Consider an automorphism of a hyperelliptic curve. It is sufficient to ask what the quotient by this automorphism can be. Because there is a unique hyperelliptic projection to $\mathbb P^1$, it is canonical, hence the automorphism factors through to an automorphism of $\mathbb P^1$. As a finite order automorphism of $\mathbb P^1$ it fixes two points, and if those points are moved to $0$ and $\infty$ it acts by multiplication by $\mu_n$.
Either the cyclic subgroup generated by this automorphism contains the hyperelliptic involution, or it does not. If it does, then clearly we are in your case.
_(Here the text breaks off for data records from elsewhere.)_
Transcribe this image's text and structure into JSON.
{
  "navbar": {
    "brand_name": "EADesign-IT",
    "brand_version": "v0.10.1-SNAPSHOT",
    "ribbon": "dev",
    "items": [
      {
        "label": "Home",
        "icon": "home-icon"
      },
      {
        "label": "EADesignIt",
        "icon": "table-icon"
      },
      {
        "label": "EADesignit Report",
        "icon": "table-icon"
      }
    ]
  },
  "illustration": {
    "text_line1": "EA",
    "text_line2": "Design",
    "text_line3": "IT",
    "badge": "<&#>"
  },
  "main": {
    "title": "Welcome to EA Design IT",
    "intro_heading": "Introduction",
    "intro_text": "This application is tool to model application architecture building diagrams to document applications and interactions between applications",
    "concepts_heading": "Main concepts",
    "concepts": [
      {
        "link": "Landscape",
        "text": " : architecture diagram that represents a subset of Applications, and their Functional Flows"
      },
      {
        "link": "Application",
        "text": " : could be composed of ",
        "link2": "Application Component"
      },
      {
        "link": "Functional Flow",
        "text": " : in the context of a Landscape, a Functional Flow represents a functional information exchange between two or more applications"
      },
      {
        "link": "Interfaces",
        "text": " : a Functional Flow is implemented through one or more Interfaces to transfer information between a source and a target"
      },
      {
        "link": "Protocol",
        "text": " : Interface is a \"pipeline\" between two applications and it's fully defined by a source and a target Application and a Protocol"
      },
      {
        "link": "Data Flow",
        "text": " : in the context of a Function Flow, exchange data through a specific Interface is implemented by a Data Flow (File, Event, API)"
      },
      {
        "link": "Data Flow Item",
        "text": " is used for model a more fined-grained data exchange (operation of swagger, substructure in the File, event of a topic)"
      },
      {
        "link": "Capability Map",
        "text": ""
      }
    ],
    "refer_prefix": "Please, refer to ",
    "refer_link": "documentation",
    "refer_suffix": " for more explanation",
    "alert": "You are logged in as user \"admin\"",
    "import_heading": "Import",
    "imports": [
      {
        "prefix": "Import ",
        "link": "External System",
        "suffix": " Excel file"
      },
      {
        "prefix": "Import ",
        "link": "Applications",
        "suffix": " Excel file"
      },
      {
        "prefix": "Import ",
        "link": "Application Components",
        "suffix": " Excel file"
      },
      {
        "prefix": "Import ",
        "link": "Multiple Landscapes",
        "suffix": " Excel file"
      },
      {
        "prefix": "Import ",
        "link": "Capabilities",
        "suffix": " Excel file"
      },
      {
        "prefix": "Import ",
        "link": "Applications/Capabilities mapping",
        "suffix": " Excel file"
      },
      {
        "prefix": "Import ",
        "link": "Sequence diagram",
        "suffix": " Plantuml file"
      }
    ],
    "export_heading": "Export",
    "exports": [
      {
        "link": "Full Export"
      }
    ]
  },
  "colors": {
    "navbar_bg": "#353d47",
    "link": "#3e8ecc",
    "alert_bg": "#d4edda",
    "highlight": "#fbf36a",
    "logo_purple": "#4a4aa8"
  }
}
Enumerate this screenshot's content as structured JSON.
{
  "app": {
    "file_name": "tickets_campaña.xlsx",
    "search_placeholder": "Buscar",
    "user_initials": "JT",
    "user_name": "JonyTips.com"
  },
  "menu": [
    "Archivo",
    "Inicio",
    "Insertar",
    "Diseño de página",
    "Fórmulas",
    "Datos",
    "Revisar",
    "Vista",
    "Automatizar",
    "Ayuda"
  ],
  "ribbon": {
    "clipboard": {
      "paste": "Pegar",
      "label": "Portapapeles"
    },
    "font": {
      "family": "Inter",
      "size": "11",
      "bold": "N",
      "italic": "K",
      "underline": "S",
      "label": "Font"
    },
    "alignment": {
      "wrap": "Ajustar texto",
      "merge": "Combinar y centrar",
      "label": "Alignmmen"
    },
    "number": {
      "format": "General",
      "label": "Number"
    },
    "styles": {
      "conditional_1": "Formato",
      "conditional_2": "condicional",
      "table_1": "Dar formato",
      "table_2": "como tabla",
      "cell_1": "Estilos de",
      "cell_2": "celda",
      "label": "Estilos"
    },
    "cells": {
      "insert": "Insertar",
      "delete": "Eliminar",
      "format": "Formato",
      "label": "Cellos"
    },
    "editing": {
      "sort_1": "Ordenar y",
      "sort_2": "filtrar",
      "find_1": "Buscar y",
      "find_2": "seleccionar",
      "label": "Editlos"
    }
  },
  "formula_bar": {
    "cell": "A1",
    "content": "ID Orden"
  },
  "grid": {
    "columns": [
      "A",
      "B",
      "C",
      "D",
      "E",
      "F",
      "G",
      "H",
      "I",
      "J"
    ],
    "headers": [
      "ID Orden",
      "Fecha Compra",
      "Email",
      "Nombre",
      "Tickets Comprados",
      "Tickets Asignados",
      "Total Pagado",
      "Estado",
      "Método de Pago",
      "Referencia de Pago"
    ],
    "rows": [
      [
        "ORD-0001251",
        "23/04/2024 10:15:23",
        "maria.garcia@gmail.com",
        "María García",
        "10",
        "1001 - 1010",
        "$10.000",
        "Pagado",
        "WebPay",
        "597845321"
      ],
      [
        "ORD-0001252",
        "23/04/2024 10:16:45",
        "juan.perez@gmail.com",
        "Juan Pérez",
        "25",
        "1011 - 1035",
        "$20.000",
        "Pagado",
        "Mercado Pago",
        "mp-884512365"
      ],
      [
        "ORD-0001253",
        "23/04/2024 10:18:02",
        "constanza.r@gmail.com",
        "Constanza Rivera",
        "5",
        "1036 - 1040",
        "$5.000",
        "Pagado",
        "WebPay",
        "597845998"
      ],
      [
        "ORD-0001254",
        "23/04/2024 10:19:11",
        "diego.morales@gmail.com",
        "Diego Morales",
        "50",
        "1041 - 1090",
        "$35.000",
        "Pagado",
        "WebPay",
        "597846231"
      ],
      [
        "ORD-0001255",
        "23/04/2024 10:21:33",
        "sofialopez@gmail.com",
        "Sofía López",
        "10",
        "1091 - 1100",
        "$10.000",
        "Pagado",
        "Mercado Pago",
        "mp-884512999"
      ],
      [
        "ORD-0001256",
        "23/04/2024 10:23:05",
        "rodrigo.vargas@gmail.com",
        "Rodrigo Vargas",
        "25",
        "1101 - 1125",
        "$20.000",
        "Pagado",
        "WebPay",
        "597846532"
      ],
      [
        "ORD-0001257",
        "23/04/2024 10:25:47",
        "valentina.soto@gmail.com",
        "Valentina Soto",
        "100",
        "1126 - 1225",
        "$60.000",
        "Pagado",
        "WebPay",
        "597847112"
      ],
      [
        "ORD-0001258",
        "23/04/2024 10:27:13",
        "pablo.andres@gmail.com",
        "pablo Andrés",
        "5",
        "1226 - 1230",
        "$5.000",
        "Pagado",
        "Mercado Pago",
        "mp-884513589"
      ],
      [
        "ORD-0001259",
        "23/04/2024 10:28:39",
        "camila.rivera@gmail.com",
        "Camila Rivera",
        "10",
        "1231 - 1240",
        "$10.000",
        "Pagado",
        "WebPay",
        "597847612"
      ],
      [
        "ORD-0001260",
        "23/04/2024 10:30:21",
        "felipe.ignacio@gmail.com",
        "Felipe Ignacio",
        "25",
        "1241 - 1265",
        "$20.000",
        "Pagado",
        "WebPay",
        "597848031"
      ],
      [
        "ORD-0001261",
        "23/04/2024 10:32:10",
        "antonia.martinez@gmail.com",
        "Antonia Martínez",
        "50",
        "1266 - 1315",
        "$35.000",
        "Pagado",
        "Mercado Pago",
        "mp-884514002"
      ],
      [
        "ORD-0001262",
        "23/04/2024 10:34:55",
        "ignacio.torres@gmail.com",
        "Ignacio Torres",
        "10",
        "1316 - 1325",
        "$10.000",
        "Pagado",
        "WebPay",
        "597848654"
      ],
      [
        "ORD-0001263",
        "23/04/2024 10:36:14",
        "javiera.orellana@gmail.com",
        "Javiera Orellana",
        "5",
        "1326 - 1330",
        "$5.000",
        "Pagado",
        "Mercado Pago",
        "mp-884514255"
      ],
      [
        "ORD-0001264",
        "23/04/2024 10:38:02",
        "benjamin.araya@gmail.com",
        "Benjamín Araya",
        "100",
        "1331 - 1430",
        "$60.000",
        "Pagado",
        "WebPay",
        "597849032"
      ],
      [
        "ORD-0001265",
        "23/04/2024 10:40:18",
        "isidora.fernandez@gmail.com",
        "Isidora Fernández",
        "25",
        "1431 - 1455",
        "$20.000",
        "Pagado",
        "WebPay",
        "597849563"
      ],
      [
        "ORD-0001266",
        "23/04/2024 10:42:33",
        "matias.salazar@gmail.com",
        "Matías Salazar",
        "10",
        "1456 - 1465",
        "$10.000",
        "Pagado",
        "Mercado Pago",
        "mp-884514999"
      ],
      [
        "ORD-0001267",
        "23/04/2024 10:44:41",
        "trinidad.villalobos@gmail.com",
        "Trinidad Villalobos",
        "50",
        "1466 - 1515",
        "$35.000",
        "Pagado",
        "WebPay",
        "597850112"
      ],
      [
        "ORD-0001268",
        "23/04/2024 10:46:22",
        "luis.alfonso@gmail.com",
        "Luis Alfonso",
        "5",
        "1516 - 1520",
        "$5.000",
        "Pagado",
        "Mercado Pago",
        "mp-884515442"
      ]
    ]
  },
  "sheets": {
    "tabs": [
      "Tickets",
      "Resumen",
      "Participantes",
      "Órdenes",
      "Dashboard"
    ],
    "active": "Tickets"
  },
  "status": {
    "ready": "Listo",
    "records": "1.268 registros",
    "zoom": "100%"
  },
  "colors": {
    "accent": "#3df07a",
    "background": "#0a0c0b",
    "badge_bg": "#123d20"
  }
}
There are only two ramification points so the cover must have the form $y^{n/2}=\frac{(x-\alpha_1)}{(x-\alpha_2)} \prod (x-\beta_i)^{n/2}$, so the full cover has the form $y^n=\frac{(x-\alpha_1)}{(x-\alpha_2)} \prod (x-\beta_i)^{n/2}$.
In the other case, the quotient curve is hyperelliptic or elliptic, and you are taking the fiber product of the hyperelliptic cover with another cyclic cover of $\mathbb P^1$. Thus the cover must have the form $y^n=\frac{x-\alpha_1}{x-\alpha_2}$, where the meromorphic function $x$ is the hyperelliptic projection. Special attention should be devoted to the the case when $\alpha_1$ and $\alpha_2$ are ramification points of the hyperelliptic projection. This will create singularities that must be normalized to get the actual ramified cover. In particular, this can make the cover not actually ramified at those points if $n$ is even. Thus the total number of ramification points can be anything from $0$ to $4$.